I have seen many a mistranslation since that time, years ago, when a Lisbon restaurant offered “filet of wild board.”

David Henry Hwang uses that common travelers’ experience to great and hilarious effect in his new play “Chinglish,” about a clueless American who wants to get in on the Chinese business boom by offering to make sure their signs are translated a bit better than the above example.

“Chinglish,” directed by Leigh Silverman, plays through Feb. 24 at South Coast Repertory.

Daniel Cavanaugh (Alex Moggridge) lands in Guiyang, where we find him lunching with Peter Timms (Brian Nishii), a British teacher who has been there for years and is offering his services as a translator. Peter offers to set up a meeting with Culture Minister Cai (Raymond Ma).

That meeting with Cai, his inept translator Miss Qian (Celeste Den) and coolly efficient assistant minister Xi Yan (Michelle Krusiec), is a wonder of hilarious miscommunication, with translations presented in supertitles above.

Much of the show depends on this; another scene with Xi and Daniel is comically exasperating for both, her English (learned in a six-month stint in Sri Lanka) and his nonexistent Mandarin resulting in more miscommunication.

But it isn’t just language that keeps Americans and Chinese from communicating. The cultural differences, especially in the business world, can be mystifying. Daniel will also learn about “backdoor” negotiations and the Chinese custom of self-criticism (making sure there is someone is the room to contradict you). And Xi Yan will provide insights into interpersonal relations in China as well.

When Daniel is rebuffed by Cai, Peter sets up a meeting with officials from another city, they ask about the fact that his company is broke. Daniel decides to disclose a dark secret in his past that would end negotiations in this country, but that actually gives him status in China.

“Chinglish” offers many delights, not the least of which is David Korins’ spectacular double-revolving set which almost seems to fold up on itself like Asian paper-folding art. It even features a revolving door.

The cast is excellent, nearly all actors the same as performed this earlier at Berkeley Repertory Theatre. Moggridge is charming as the clueless American businessman. Nishii has a somewhat spotty British accent detracts only slightly from his fine portrayal as Peter.

Krusiec presents the perfect ice queen as Xi Yan, efficient, lovely and dangerous.

Austin Ku, Celeste Den and Vivian Chiu are all fine as various Chinese characters.

The play could use some trimming. Mistranslations are fun – up to a point – but after a while the humor wears a bit thin. Hwang mentions the meatier problems but doesn’t really go anywhere with them, nor make much of Cai’s rather sudden change of fortune at the end.

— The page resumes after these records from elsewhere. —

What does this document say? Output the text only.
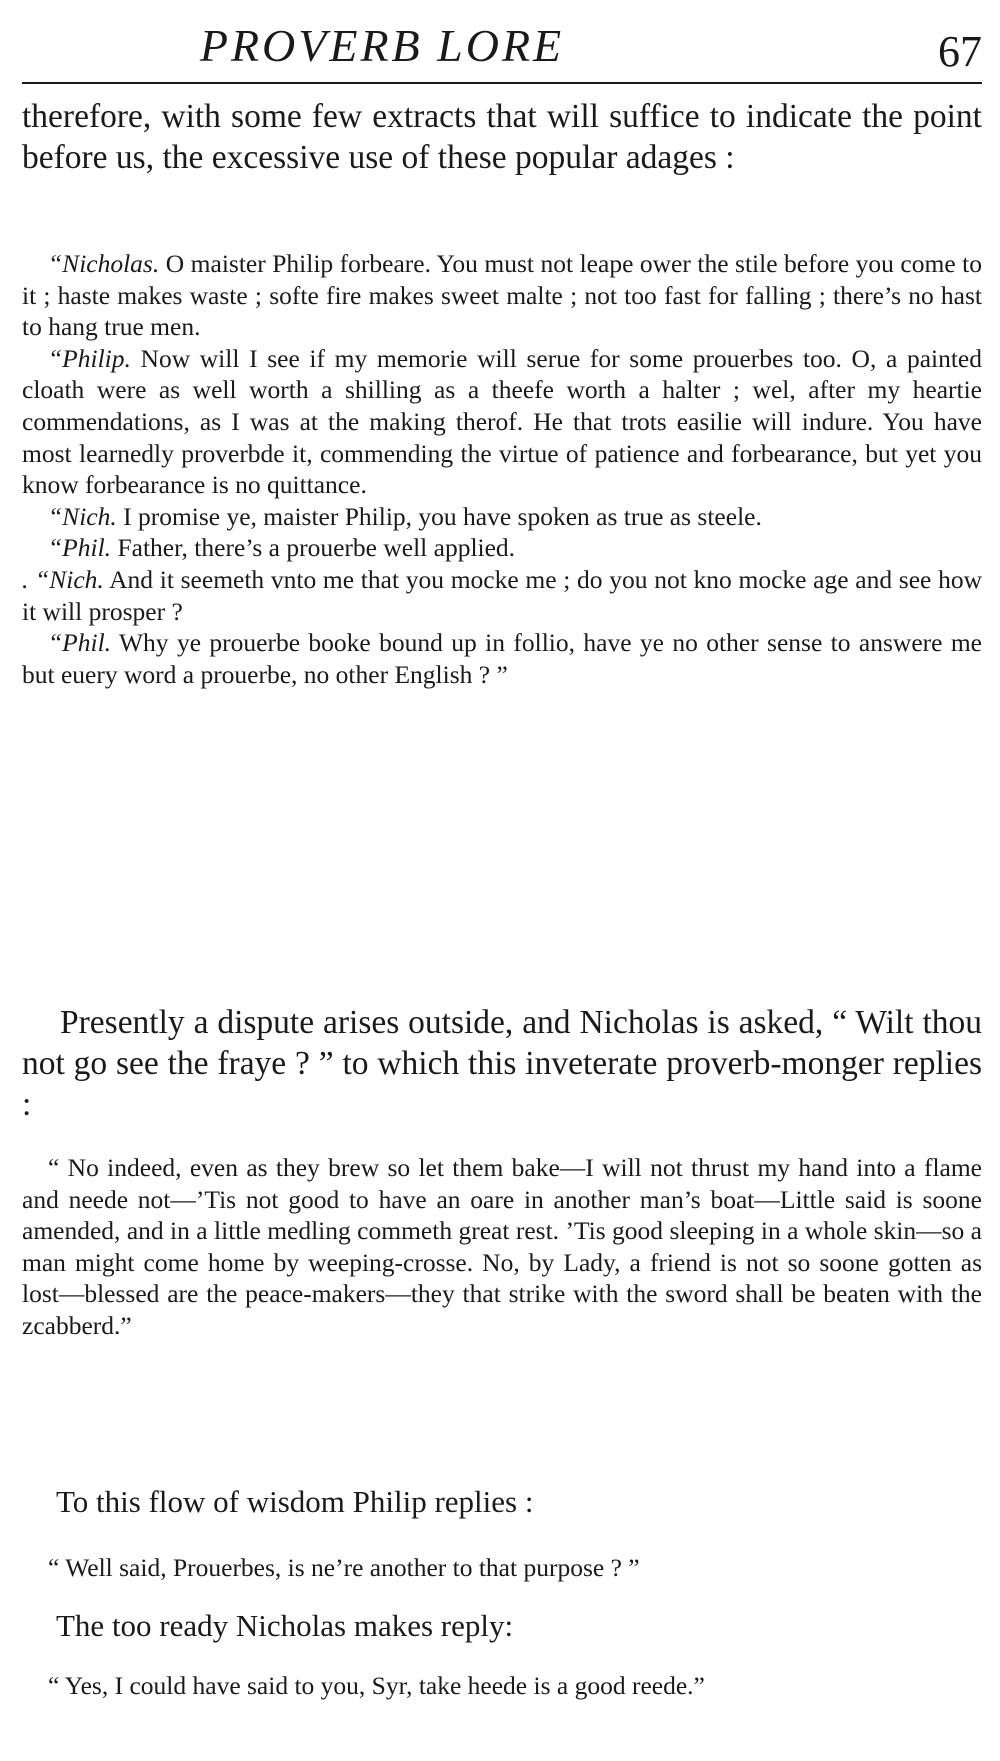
PROVERB LORE	67

therefore, with some few extracts that will suffice to indicate the point before us, the excessive use of these popular adages :

“Nicholas. O maister Philip forbeare. You must not leape ower the stile before you come to it ; haste makes waste ; softe fire makes sweet malte ; not too fast for falling ; there’s no hast to hang true men.

“Philip. Now will I see if my memorie will serue for some prouerbes too. O, a painted cloath were as well worth a shilling as a theefe worth a halter ; wel, after my heartie commendations, as I was at the making therof. He that trots easilie will indure. You have most learnedly proverbde it, commending the virtue of patience and forbearance, but yet you know forbearance is no quittance.

“Nich. I promise ye, maister Philip, you have spoken as true as steele.

“Phil. Father, there’s a prouerbe well applied.

. “Nich. And it seemeth vnto me that you mocke me ; do you not kno mocke age and see how it will prosper ?

“Phil. Why ye prouerbe booke bound up in follio, have ye no other sense to answere me but euery word a prouerbe, no other English ? ”

Presently a dispute arises outside, and Nicholas is asked, “ Wilt thou not go see the fraye ? ” to which this inveterate proverb-monger replies :

“ No indeed, even as they brew so let them bake—I will not thrust my hand into a flame and neede not—’Tis not good to have an oare in another man’s boat—Little said is soone amended, and in a little medling commeth great rest. ’Tis good sleeping in a whole skin—so a man might come home by weeping-crosse. No, by Lady, a friend is not so soone gotten as lost—blessed are the peace-makers—they that strike with the sword shall be beaten with the zcabberd.”

To this flow of wisdom Philip replies :

“ Well said, Prouerbes, is ne’re another to that purpose ? ”

The too ready Nicholas makes reply:

“ Yes, I could have said to you, Syr, take heede is a good reede.”
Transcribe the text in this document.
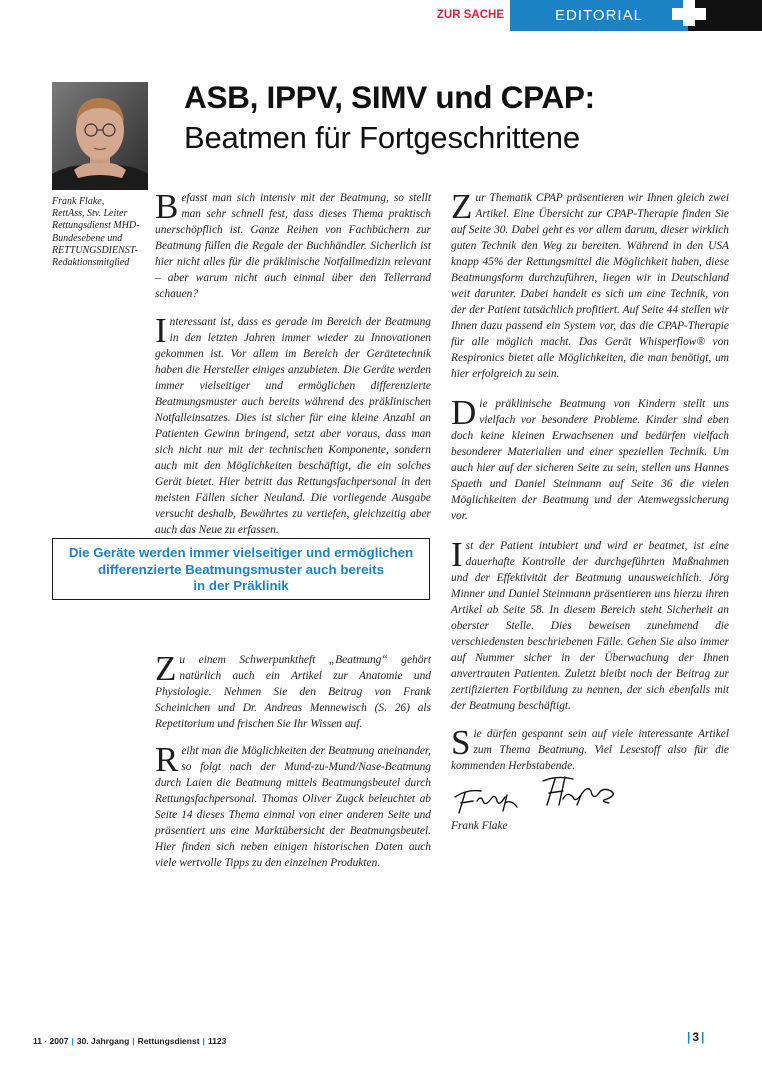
EDITORIAL
ZUR SACHE
Frank Flake,
RettAss, Stv. Leiter
Rettungsdienst MHD-
Bundesebene und
RETTUNGSDIENST-
Redaktionsmitglied
ASB, IPPV, SIMV und CPAP:
Beatmen für Fortgeschrittene

Befasst man sich intensiv mit der Beatmung, so stellt man sehr schnell fest, dass dieses Thema praktisch unerschöpflich ist. Ganze Reihen von Fachbüchern zur Beatmung füllen die Regale der Buchhändler. Sicherlich ist hier nicht alles für die präklinische Notfallmedizin relevant – aber warum nicht auch einmal über den Tellerrand schauen?

Interessant ist, dass es gerade im Bereich der Beatmung in den letzten Jahren immer wieder zu Innovationen gekommen ist. Vor allem im Bereich der Gerätetechnik haben die Hersteller einiges anzubieten. Die Geräte werden immer vielseitiger und ermöglichen differenzierte Beatmungsmuster auch bereits während des präklinischen Notfalleinsatzes. Dies ist sicher für eine kleine Anzahl an Patienten Gewinn bringend, setzt aber voraus, dass man sich nicht nur mit der technischen Komponente, sondern auch mit den Möglichkeiten beschäftigt, die ein solches Gerät bietet. Hier betritt das Rettungsfachpersonal in den meisten Fällen sicher Neuland. Die vorliegende Ausgabe versucht deshalb, Bewährtes zu vertiefen, gleichzeitig aber auch das Neue zu erfassen.

Zu einem Schwerpunktheft „Beatmung“ gehört natürlich auch ein Artikel zur Anatomie und Physiologie. Nehmen Sie den Beitrag von Frank Scheinichen und Dr. Andreas Mennewisch (S. 26) als Repetitorium und frischen Sie Ihr Wissen auf.

Reiht man die Möglichkeiten der Beatmung aneinander, so folgt nach der Mund-zu-Mund/Nase-Beatmung durch Laien die Beatmung mittels Beatmungsbeutel durch Rettungsfachpersonal. Thomas Oliver Zugck beleuchtet ab Seite 14 dieses Thema einmal von einer anderen Seite und präsentiert uns eine Marktübersicht der Beatmungsbeutel. Hier finden sich neben einigen historischen Daten auch viele wertvolle Tipps zu den einzelnen Produkten.

Die Geräte werden immer vielseitiger und ermöglichen
differenzierte Beatmungsmuster auch bereits
in der Präklinik

Zur Thematik CPAP präsentieren wir Ihnen gleich zwei Artikel. Eine Übersicht zur CPAP-Therapie finden Sie auf Seite 30. Dabei geht es vor allem darum, dieser wirklich guten Technik den Weg zu bereiten. Während in den USA knapp 45% der Rettungsmittel die Möglichkeit haben, diese Beatmungsform durchzuführen, liegen wir in Deutschland weit darunter. Dabei handelt es sich um eine Technik, von der der Patient tatsächlich profitiert. Auf Seite 44 stellen wir Ihnen dazu passend ein System vor, das die CPAP-Therapie für alle möglich macht. Das Gerät Whisperflow® von Respironics bietet alle Möglichkeiten, die man benötigt, um hier erfolgreich zu sein.

Die präklinische Beatmung von Kindern stellt uns vielfach vor besondere Probleme. Kinder sind eben doch keine kleinen Erwachsenen und bedürfen vielfach besonderer Materialien und einer speziellen Technik. Um auch hier auf der sicheren Seite zu sein, stellen uns Hannes Spaeth und Daniel Steinmann auf Seite 36 die vielen Möglichkeiten der Beatmung und der Atemwegssicherung vor.

Ist der Patient intubiert und wird er beatmet, ist eine dauerhafte Kontrolle der durchgeführten Maßnahmen und der Effektivität der Beatmung unausweichlich. Jörg Minner und Daniel Steinmann präsentieren uns hierzu ihren Artikel ab Seite 58. In diesem Bereich steht Sicherheit an oberster Stelle. Dies beweisen zunehmend die verschiedensten beschriebenen Fälle. Gehen Sie also immer auf Nummer sicher in der Überwachung der Ihnen anvertrauten Patienten. Zuletzt bleibt noch der Beitrag zur zertifizierten Fortbildung zu nennen, der sich ebenfalls mit der Beatmung beschäftigt.

Sie dürfen gespannt sein auf viele interessante Artikel zum Thema Beatmung. Viel Lesestoff also für die kommenden Herbstabende.

Frank Flake
11 · 2007 | 30. Jahrgang | Rettungsdienst | 1123	| 3 |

Still, “Chinglish” is an amusing, often hilarious evening in the theater, especially for single-language travelers who have had their own communication gaps.

The details

“Chinglish” plays through Feb. 24 at South Coast Repertory, 655 Town Center Drive, Costa Mesa

Tuesday and Wednesday at 7:30 pm; Thursday through Saturday at 8 pm; matinees Saturday and Sunday at 2:30 pm.